With his plastic stool, mirror and glass cases of teeth on display, Baksh is among hundreds of such dentists frowned upon by their licenced counterparts in rapidly modernising India.

But the 54-year-old insists he is providing an essential service to tens of millions of poor who cannot afford a visit to a sterilised clinic.

“There are millions of poor people in this country who cannot pay for expensive dental treatment,” Baksh told AFP in between customers at his makeshift clinic where his tools include a large, metal file.

From dentists to shoe shiners, barbers and chefs, street services are an engrained part of life in India, particularly for the poor.

Baksh never formally trained as a dentist, instead learning his skills from his father, who came in 1984 to the southern, sleepy backwater now transformed into a regional IT hub and thriving metropolis.

Alongside his younger brother, son and nephew, Baksh set up their clinic 14 years ago outside a bus stand, where together they make and fit dentures for some 20 customers a day.

A full set of teeth, molded and ready to fit in 30 minutes, costs as little as Rs800, while a single false tooth sells for Rs50. Tools are thoroughly washed in soap and water — but not disinfected.

The teeth in all shapes and sizes are made in China and in India from dental cement. Soft pink adhesive is then moulded for gums and the teeth stuck in, with the dentists saying their handiwork lasts for at least four years.

India passed a law in 1948 allowing only licensed dentists to treat patients, but the legislation’s vague and outdated wording about exactly what constitutes a dentist has allowed many unregistered ones to operate.

In big cities such as New Delhi and Mumbai, street dentist numbers have dwindled in recent years on growing awareness of contracting HIV/AIDS and other diseases, rising customer income levels, and a surge in dentist graduates.

But they still thrive in smaller cities as well as towns, although few perform root canals, fillings or other operations.

“There must be thousands of them,” Ashok Dhoble, secretary general of the Indian Dental Association, a private body of licensed dentists, told AFP.

“The oral healthcare (industry) is in its infancy and surprisingly we don’t have even figures on qualified dentists in India.”

Dhoble said 30,000 graduates join the profession every year, but India still has only one dentist per 10,000 people in urban areas and about 250,000 in rural areas, according to the US National Library of Medicine.

Dhoble branded unlicensed dentists quacks who were not worth the risk, despite a lack of ultra cheap services offered by licenced professionals for the poor.

“Ban them and they will be forced to look for another job.

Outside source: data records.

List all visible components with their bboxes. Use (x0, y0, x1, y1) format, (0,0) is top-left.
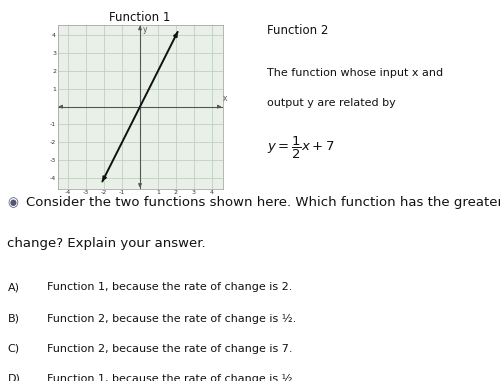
Text: change? Explain your answer.: change? Explain your answer. (8, 237, 206, 250)
Title: Function 1: Function 1 (110, 11, 170, 24)
Text: ◉: ◉ (8, 196, 18, 209)
Text: Function 2, because the rate of change is 7.: Function 2, because the rate of change i… (46, 344, 292, 354)
Text: output y are related by: output y are related by (267, 98, 396, 108)
Text: $y = \dfrac{1}{2}x + 7$: $y = \dfrac{1}{2}x + 7$ (267, 135, 335, 161)
Text: B): B) (8, 314, 20, 324)
Text: Function 2, because the rate of change is ½.: Function 2, because the rate of change i… (46, 314, 296, 324)
Text: x: x (222, 94, 227, 103)
Text: D): D) (8, 373, 20, 381)
Text: Function 2: Function 2 (267, 24, 328, 37)
Text: The function whose input x and: The function whose input x and (267, 68, 443, 78)
Text: A): A) (8, 282, 20, 292)
Text: Function 1, because the rate of change is 2.: Function 1, because the rate of change i… (46, 282, 292, 292)
Text: Consider the two functions shown here. Which function has the greater rate of: Consider the two functions shown here. W… (26, 196, 500, 209)
Text: y: y (142, 25, 147, 34)
Text: Function 1, because the rate of change is ½.: Function 1, because the rate of change i… (46, 373, 296, 381)
Text: C): C) (8, 344, 20, 354)
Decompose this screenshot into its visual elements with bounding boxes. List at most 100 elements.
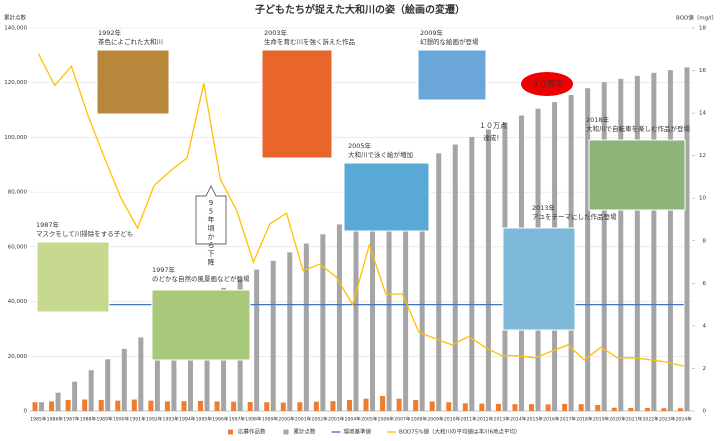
bar xyxy=(419,162,425,411)
y-tick-label: 0 xyxy=(24,409,28,415)
x-tick-label: 1991年 xyxy=(129,416,146,423)
x-tick-label: 1994年 xyxy=(179,416,196,423)
bar xyxy=(121,348,127,411)
bar xyxy=(512,404,518,411)
annotation-text: 幻想的な絵画が登場 xyxy=(420,37,479,46)
callout-char: ら xyxy=(208,242,215,250)
bar xyxy=(105,359,111,411)
bar xyxy=(611,407,617,411)
x-tick-label: 1986年 xyxy=(47,416,64,423)
annotation-text: 大和川で自転車を楽しむ作品が登場 xyxy=(586,124,691,133)
x-tick-label: 2003年 xyxy=(328,416,345,423)
x-tick-label: 2013年 xyxy=(494,416,511,423)
bar xyxy=(618,78,624,412)
y2-tick-label: 2 xyxy=(703,366,707,372)
x-tick-label: 1987年 xyxy=(63,416,80,423)
x-tick-label: 2010年 xyxy=(444,416,461,423)
x-tick-label: 2011年 xyxy=(460,416,477,423)
bar xyxy=(297,402,303,411)
x-tick-label: 1996年 xyxy=(212,416,229,423)
bar xyxy=(462,403,468,411)
annotation-text: 茶色によごれた大和川 xyxy=(98,37,163,46)
bar xyxy=(601,82,607,411)
bar xyxy=(595,404,601,411)
annotation-year: 2018年 xyxy=(586,115,610,124)
y2-tick-label: 8 xyxy=(703,238,707,244)
x-tick-label: 2008年 xyxy=(411,416,428,423)
x-tick-label: 2006年 xyxy=(378,416,395,423)
annotation-picture xyxy=(502,227,576,331)
annotation-picture xyxy=(151,289,251,361)
bar xyxy=(485,129,491,411)
chart-title: 子どもたちが捉えた大和川の姿（絵画の変遷） xyxy=(255,3,465,16)
bar xyxy=(495,403,501,411)
y2-tick-label: 18 xyxy=(699,26,706,32)
x-tick-label: 1999年 xyxy=(262,416,279,423)
bar xyxy=(254,269,260,411)
x-tick-label: 2007年 xyxy=(394,416,411,423)
x-tick-label: 2023年 xyxy=(659,416,676,423)
bar xyxy=(628,407,634,411)
legend-label: 応募作品数 xyxy=(238,428,266,436)
callout-char: 年 xyxy=(208,215,215,224)
bar xyxy=(214,401,220,411)
annotation-picture xyxy=(96,49,170,115)
bar xyxy=(231,401,237,411)
bar xyxy=(181,401,187,411)
bar xyxy=(436,153,442,411)
annotation-text: 大和川で泳ぐ絵が増加 xyxy=(348,150,413,159)
bar xyxy=(403,173,409,411)
legend-label: 環境基準値 xyxy=(344,428,372,436)
bar xyxy=(115,400,121,411)
x-tick-label: 2019年 xyxy=(593,416,610,423)
annotation-picture xyxy=(417,49,487,101)
annotation-year: 1992年 xyxy=(98,28,122,37)
callout-char: 9 xyxy=(209,199,213,207)
bar xyxy=(396,398,402,411)
x-tick-label: 2014年 xyxy=(510,416,527,423)
bar xyxy=(346,400,352,411)
bar xyxy=(49,401,55,411)
bar xyxy=(138,337,144,411)
annotation-picture xyxy=(343,162,430,232)
y-axis-label: 累計点数 xyxy=(4,14,27,22)
y2-tick-label: 4 xyxy=(703,323,707,329)
x-tick-label: 2002年 xyxy=(311,416,328,423)
x-tick-label: 2018年 xyxy=(576,416,593,423)
bar xyxy=(270,260,276,411)
x-tick-label: 2009年 xyxy=(427,416,444,423)
callout-char: 5 xyxy=(209,208,213,216)
bar xyxy=(413,400,419,411)
x-tick-label: 1990年 xyxy=(113,416,130,423)
annotation-year: 2005年 xyxy=(348,141,372,150)
bar xyxy=(370,201,376,411)
annotation-text: のどかな自然の風景画などが登場 xyxy=(152,274,250,283)
callout-char: か xyxy=(208,233,215,241)
x-tick-label: 2016年 xyxy=(543,416,560,423)
bar xyxy=(684,67,690,411)
y-tick-label: 140,000 xyxy=(4,26,27,32)
bar xyxy=(545,404,551,411)
annotation-picture xyxy=(588,139,686,211)
line-series xyxy=(37,53,684,367)
legend-swatch xyxy=(228,429,233,435)
x-tick-label: 1985年 xyxy=(30,416,47,423)
bar xyxy=(336,224,342,411)
x-tick-label: 2017年 xyxy=(560,416,577,423)
bar xyxy=(578,404,584,411)
bar xyxy=(39,402,45,411)
bar xyxy=(264,402,270,411)
bar xyxy=(131,399,137,411)
x-tick-label: 1988年 xyxy=(80,416,97,423)
y-tick-label: 60,000 xyxy=(8,244,28,250)
bar xyxy=(247,401,253,411)
x-tick-label: 1998年 xyxy=(245,416,262,423)
y-tick-label: 80,000 xyxy=(8,190,28,196)
bar xyxy=(661,408,667,411)
y2-tick-label: 12 xyxy=(699,153,706,159)
callout-30th: ３０周年 xyxy=(531,79,563,89)
legend-label: 累計点数 xyxy=(294,428,317,436)
x-tick-label: 2022年 xyxy=(642,416,659,423)
x-tick-label: 1997年 xyxy=(229,416,246,423)
bar xyxy=(280,402,286,411)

We can’t have cheap treatment as an excuse to continue this practise,” he said.

In Delhi’s crowded old quarter, third-generation dentist Satvinder Singh, 48, takes a lunch break from treating patients on the pavement.

Numerous posters advertising his services are propped up around him, as a multitude of vendors jostle for space.

Singh said his profession is slowly dying because of the growth of India’s formal dentist industry along with more hygiene-conscious customers.

“A few decades ago I used to get 30 customers a day. I hardly see two now,” said Singh.

“At my age I can’t change my profession. My sons are in a different business. I don’t want them here,” he told AFP.

Singh said a few decades ago, traders from a nearby spice market, Asia’s largest, would line up for his false silver and gold teeth, considered a status symbol.

“Earlier rich and poor would equally visit us but now we are looked down on,” he said.

For his part, Baksh remains adamant he is improving the lives of the poor, and that his family will continue the tradition.

“We have thousands of satisfied customers, who not only pay us but give us their blessings.”